Why worrisome? Many international companies furlough longtime workers, cut investments in marketing and operations and seek to squeeze bottom-line profits while compromising on services to the retailer.

The most recent criticism comes from Jim Koch, head of the Boston Beer Co., maker of Samuel Adams. Do you ever wonder why nearly 90% of beer made in America is produced by foreign-owned firms?

In a report in The Wall Street Journal, Koch related how his domestically owned company faces serious disadvantages because of the U.S. tax rate. Speaking before a Senate subcommittee, Koch lamented that $1 of pretax earnings in the United States is worth 62 cents under American ownership but 72 cents under foreign ownership.

“Like Samuel Adams … we were born in America, have grown because of the advantages available in the United States, and don’t mind paying our taxes here,” he told the subcommittee. But due to tax-code inequities, Koch said he would “likely be the last American owner of the Boston Beer Co.”

I want to be clear: This is not a criticism of international companies acquiring American brands. It’s a criticism of a system that punishes an owner for being an American doing business in America.

One person who gets it is U.S. Sen. Rob Portman (R-Ohio), who recently defended American companies forced to make unpopular investment decisions: “If there’s a villain in the story, it’s the U.S. tax code, and frankly it’s Washington.”

While the presidential candidates barnstorm across the country blustering about nothing, this is the kind of critical policy issues that must be tackled.

Here’s another: America’s highway nightmare. Our transportation infrastructure is a mess. I live in New Jersey, where there are inadequate means to shuttle workers from their homes to their jobs in New York. It’s a debacle that could have been averted but that our governor ignored for political gamesmanship. Similar stories are playing out across the nation to the point where members of both the Republican and Democratic parties finally agree that things are really bad.

With the Highway Trust Fund virtually bankrupt, lawmakers passed a short-term funding plan to avert bankruptcy for three months. Cute. What is needed is a long-term solution, and there is one that is reasonable and would provide a long-term solution.

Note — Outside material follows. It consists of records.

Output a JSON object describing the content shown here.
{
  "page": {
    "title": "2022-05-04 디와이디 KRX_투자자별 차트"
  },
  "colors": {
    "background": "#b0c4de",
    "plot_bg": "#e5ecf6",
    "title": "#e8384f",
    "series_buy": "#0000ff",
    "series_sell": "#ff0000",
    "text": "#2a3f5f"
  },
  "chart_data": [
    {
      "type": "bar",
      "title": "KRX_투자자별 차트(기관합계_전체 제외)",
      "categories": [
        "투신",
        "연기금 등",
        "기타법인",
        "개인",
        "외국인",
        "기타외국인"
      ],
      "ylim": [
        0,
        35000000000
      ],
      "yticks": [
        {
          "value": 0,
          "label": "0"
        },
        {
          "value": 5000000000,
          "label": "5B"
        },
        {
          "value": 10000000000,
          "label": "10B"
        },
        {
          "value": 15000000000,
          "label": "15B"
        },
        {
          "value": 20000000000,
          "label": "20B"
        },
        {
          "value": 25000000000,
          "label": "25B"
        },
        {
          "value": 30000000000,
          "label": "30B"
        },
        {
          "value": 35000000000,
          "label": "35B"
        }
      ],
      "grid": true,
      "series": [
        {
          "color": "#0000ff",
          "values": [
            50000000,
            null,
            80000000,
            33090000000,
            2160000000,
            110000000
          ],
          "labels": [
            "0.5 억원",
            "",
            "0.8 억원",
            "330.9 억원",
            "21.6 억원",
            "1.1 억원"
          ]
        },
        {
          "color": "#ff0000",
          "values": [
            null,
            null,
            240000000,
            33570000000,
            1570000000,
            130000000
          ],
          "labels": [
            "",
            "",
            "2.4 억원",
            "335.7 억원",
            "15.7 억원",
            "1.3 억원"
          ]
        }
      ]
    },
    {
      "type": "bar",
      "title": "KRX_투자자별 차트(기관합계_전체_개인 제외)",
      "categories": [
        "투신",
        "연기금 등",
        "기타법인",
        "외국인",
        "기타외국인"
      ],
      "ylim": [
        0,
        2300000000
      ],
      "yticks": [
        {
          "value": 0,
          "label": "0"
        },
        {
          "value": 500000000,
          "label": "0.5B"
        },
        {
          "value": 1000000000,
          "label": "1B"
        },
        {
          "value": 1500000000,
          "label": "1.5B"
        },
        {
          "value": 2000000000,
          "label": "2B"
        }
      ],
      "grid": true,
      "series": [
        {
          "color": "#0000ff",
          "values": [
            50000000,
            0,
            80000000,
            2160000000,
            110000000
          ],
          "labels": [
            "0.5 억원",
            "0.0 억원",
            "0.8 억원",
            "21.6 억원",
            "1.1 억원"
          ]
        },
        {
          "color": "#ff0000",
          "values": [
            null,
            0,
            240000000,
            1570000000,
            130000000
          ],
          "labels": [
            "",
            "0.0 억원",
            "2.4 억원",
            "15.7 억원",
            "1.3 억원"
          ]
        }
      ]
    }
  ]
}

The federal gas tax has been 18.4 cents a gallon since 1993. That’s the same year Bill Clinton and Al Gore were running the White House, and the same year Whitney Houston’s ballad “I Will Always Love You” reigned on the Billboard charts. It was a time when many of us either had no Internet or relied on AOL, and frequently plugged our phone line into our computer to download a few emails. Few of us owned a cellphone (forget about smartphones), and there was no such thing as social media.

Twenty-two years is a long time. And while tobacco taxes have sizzled since, it is reasonable to increase the U.S. gas tax by 8 to 10 cents over two years to ensure a Highway Trust Fund that is solvent, that allows us to tackle an infrastructure critical to commerce and long-term economic prosperity.

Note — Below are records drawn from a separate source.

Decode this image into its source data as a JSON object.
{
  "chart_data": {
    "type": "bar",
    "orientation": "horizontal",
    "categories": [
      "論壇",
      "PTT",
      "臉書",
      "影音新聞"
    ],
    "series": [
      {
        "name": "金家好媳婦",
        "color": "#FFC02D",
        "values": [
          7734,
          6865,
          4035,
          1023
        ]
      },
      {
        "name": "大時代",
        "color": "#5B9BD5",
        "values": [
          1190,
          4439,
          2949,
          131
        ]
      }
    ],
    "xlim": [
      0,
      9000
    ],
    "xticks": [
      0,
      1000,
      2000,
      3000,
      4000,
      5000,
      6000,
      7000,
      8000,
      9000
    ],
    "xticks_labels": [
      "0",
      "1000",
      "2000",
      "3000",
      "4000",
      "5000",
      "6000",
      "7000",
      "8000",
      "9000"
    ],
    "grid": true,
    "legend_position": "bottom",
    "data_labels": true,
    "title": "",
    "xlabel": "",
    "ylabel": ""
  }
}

My view is heresy to anti-tax purists, but the alternatives, including raiding other federal funds or selling oil from our Strategic Petroleum Reserve, are stopgap measures that can’t fill a gaping hole.

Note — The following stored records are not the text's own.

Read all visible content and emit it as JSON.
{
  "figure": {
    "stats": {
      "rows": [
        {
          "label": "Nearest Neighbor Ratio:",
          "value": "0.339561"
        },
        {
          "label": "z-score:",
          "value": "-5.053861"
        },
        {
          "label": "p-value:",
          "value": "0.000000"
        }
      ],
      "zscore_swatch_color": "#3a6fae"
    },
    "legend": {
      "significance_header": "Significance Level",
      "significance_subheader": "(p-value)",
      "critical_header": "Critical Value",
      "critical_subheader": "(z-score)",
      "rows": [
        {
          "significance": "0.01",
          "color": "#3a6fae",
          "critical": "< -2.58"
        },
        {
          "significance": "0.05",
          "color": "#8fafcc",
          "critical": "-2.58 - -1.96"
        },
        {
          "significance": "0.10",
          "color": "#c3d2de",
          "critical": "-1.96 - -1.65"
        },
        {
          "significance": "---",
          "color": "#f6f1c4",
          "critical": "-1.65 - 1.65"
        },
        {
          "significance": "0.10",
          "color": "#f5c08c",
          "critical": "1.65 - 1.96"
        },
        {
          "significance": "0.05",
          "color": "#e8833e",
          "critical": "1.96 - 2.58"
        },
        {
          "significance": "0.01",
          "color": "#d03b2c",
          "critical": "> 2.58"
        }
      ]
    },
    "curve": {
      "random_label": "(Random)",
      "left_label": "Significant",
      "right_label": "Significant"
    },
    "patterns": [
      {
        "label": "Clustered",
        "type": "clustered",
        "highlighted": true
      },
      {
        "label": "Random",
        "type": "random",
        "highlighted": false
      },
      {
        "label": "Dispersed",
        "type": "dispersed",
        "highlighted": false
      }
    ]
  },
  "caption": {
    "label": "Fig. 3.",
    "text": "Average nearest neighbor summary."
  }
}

And I’m not alone: The problem is so egregious that organizations representing fuel marketers, truckers and even the U.S. Chamber of Commerce—not exactly tax-and-spend liberals—have gone on record in support of raising the gas tax.

As the upcoming presidential and congressional elections unfold, I’ll look for the candidates who are willing to address the problems that threaten our great country’s ability to effectively compete in an increasingly global economy.